In 2011, Forbes ranked him fifth in its list of the most powerful celebrities in Africa, where he has his own charity for underprivileged children called Konfidence Foundation. He also owns a diamond mine in South Africa.
The 41-year-old, whose hits include 'Sweetest Girl' and 'Smack That', was was not available to confirm or deny the accusations and nobody from his publicity team have yet responded to calls.
Akon is not the only music star with a penchant for inflatable-bubble crowd-surfing either. American rock band The Flaming Lips are also known for the crowd-pleaser, as is DJ Diplo.
The performance was part of a larger free concert held by charity Peace One Day to help promote and support the United Nations' International Day Of Peace.

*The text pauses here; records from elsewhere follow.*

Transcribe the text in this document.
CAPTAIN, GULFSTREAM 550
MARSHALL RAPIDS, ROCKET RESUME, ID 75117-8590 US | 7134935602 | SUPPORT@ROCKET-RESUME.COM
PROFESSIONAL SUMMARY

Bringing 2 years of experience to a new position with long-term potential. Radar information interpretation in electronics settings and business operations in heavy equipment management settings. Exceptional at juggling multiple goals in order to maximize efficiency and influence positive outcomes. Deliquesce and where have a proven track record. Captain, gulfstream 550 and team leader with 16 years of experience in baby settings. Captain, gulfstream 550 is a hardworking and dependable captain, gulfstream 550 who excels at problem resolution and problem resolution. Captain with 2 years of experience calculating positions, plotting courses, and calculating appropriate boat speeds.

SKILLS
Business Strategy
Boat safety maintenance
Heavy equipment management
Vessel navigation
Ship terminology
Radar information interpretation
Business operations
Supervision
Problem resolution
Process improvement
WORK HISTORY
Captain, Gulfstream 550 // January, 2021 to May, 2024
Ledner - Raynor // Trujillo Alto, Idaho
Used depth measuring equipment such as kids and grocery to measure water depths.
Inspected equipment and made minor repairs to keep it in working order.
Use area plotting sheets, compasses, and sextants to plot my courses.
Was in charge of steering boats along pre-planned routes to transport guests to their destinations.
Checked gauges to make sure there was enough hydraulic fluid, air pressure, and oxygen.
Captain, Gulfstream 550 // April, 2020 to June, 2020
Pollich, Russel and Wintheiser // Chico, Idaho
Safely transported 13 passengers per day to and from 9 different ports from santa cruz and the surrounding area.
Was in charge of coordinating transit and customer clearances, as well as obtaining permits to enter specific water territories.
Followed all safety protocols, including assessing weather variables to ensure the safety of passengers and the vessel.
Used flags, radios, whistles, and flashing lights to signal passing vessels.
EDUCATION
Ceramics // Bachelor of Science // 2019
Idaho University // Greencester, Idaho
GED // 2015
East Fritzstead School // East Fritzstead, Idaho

The DR Congo has been plagued by violence and unrest for much of the last 20 years as it toiled through a series of bloody civil wars.
Forty-two people have died in DR Congo since the outbreak erupted in West Africa six months ago. The first reported case in DR Congo was on August 26. Some 70 cases of the deadly virus have been confirmed in a remote region near the town of Boende some 800 kilometres (500 miles) northwest of Kinshasa, with a mortality rate of around 60 percent.According to the World Health Organization and the authorities in Kinshasa, the outbreak is not related to the worst ever epidemic of the virus which has killed more than 3,000 people in west Africa this year.
A month ago, the government said 32 people had been killed in the outbreak, the seventh Ebola outbreak since the disease was first identified in the former Zaire in 1976.
The last case in DR Congo, which has an incubation period of three weeks, was confirmed on 24 September, said the minister. Last month, Congolese authorities had declared the outbreak was 'on its way to being controlled'.